A tale ipotesi deve essere superata quella del superamento del tasso soglia da parte del tasso di interesse modificato dalla banca nel corso del rapporto, in forza dello ius variandi, considerato che in tal caso l’usura non può ricollegarsi all’abbassamento del tasso soglia nel corso del rapporto, bensì ad una nuova pattuizione intercorsa tra banca e cliente, formatasi in seguito al silenzio assenso del correntista dinanzi alle modifiche comunicategli dalla banca.
La sussistenza dell’usura oggettiva originaria in questo ultimo senso è stata demandata al CTU, che si è avvalsa del metodo del margine in relazione alla commissione di massimo scoperto, una metodologia che la Suprema Corte ritiene corretta fino alla data del 1 gennaio 2010, e che ha condotto il CTU ha verificare la sussistenza dell’usura da ius variandi.
Illegittima segnalazione alla Centrale Rischi
La parte opponente ha altresì svolto una domanda riconvenzionale di condanna dell’istituto di credito al risarcimento dei danni non patrimoniali subiti. Previo, evidentemente, accertamento dell’illegittimità della segnalazione a sofferenza operata dall’istituto di credito presso la Centrale Rischi della Banca d’Italia.
Per quanto attiene l’illegittimità della segnalazione, i giudici richiamano la motivazione già resa in sede di ordinanza ex art. 700 cpc, rilevandosi come l’insussistenza del debito nei confronti della banca faccia venire meno il presupposto per la segnalazione a sofferenza alla Centrale Rischi.

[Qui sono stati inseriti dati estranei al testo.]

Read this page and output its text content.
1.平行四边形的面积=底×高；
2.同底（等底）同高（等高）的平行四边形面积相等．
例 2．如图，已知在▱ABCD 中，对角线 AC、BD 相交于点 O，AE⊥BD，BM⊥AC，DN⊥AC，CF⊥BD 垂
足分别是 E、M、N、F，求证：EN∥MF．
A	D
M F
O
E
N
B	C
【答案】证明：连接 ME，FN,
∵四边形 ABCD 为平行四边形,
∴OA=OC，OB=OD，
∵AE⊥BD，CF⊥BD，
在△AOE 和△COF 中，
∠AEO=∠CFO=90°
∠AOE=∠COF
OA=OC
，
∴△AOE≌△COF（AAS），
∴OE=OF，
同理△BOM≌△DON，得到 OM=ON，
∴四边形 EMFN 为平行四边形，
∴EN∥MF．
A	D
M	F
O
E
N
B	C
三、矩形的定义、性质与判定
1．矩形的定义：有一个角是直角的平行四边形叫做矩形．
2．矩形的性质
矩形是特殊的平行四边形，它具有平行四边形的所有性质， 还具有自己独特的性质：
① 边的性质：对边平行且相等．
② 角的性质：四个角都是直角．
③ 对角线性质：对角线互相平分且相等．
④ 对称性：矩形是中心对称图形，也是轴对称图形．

La segnalazione deve dunque ritenersi illegittima anche alla luce delle ulteriori circostanze allegate. Non è di fatti emersa alcuna prova dell’invio da parte dell’istituto di credito della preventiva comunicazione informativa. E, inoltre, della preventiva istruttoria sulla reale situazione economica del debitore. Si presuppone così l’iscrizione del credito a sofferenza l’esercizio di una valutazione di carattere complesso da parte della banca sui sintomi dello stato di difficoltà economica e finanziaria in cui versa il cliente, e non un mero automatismo.

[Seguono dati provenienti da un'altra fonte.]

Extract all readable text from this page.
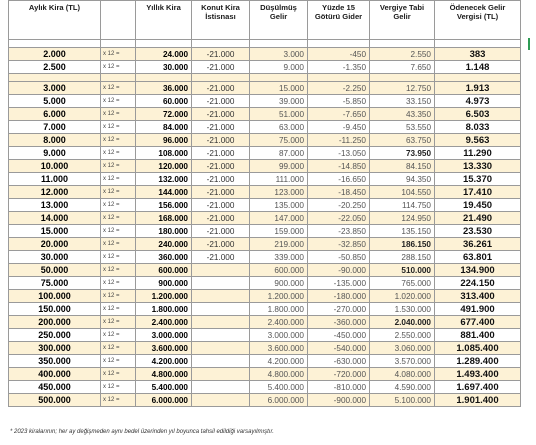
Aylık Kira (TL)		Yıllık Kira	Konut Kira İstisnası	Düşülmüş Gelir	Yüzde 15 Götürü Gider	Vergiye Tabi Gelir	Ödenecek Gelir Vergisi (TL)

2.000	x 12 =	24.000	-21.000	3.000	-450	2.550	383
2.500	x 12 =	30.000	-21.000	9.000	-1.350	7.650	1.148

3.000	x 12 =	36.000	-21.000	15.000	-2.250	12.750	1.913
5.000	x 12 =	60.000	-21.000	39.000	-5.850	33.150	4.973
6.000	x 12 =	72.000	-21.000	51.000	-7.650	43.350	6.503
7.000	x 12 =	84.000	-21.000	63.000	-9.450	53.550	8.033
8.000	x 12 =	96.000	-21.000	75.000	-11.250	63.750	9.563
9.000	x 12 =	108.000	-21.000	87.000	-13.050	73.950	11.290
10.000	x 12 =	120.000	-21.000	99.000	-14.850	84.150	13.330
11.000	x 12 =	132.000	-21.000	111.000	-16.650	94.350	15.370
12.000	x 12 =	144.000	-21.000	123.000	-18.450	104.550	17.410
13.000	x 12 =	156.000	-21.000	135.000	-20.250	114.750	19.450
14.000	x 12 =	168.000	-21.000	147.000	-22.050	124.950	21.490
15.000	x 12 =	180.000	-21.000	159.000	-23.850	135.150	23.530
20.000	x 12 =	240.000	-21.000	219.000	-32.850	186.150	36.261
30.000	x 12 =	360.000	-21.000	339.000	-50.850	288.150	63.801
50.000	x 12 =	600.000		600.000	-90.000	510.000	134.900
75.000	x 12 =	900.000		900.000	-135.000	765.000	224.150
100.000	x 12 =	1.200.000		1.200.000	-180.000	1.020.000	313.400
150.000	x 12 =	1.800.000		1.800.000	-270.000	1.530.000	491.900
200.000	x 12 =	2.400.000		2.400.000	-360.000	2.040.000	677.400
250.000	x 12 =	3.000.000		3.000.000	-450.000	2.550.000	881.400
300.000	x 12 =	3.600.000		3.600.000	-540.000	3.060.000	1.085.400
350.000	x 12 =	4.200.000		4.200.000	-630.000	3.570.000	1.289.400
400.000	x 12 =	4.800.000		4.800.000	-720.000	4.080.000	1.493.400
450.000	x 12 =	5.400.000		5.400.000	-810.000	4.590.000	1.697.400
500.000	x 12 =	6.000.000		6.000.000	-900.000	5.100.000	1.901.400
* 2023 kiralarının; her ay değişmeden aynı bedel üzerinden yıl boyunca tahsil edildiği varsayılmıştır.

Per quanto attiene il richiesto risarcimento dei danni non patrimoniali, sub specie di lesione alla reputazione individuale del soggetto segnalato, gli Ermellini ricordano come
il danno all’immagine ed alla reputazione per illegittima segnalazione alla Centrale Rischi costituisce pur sempre danno conseguenza, alla luce della più ampia ricostruzione operata dalle fondamentali pronunce delle Sezioni Unite dell’11/11/2018 n. 26972-26975, e pertanto non può ritenersi sussistente in re ipsa, dovendo essere allegato e provato da chi ne domanda il risarcimento.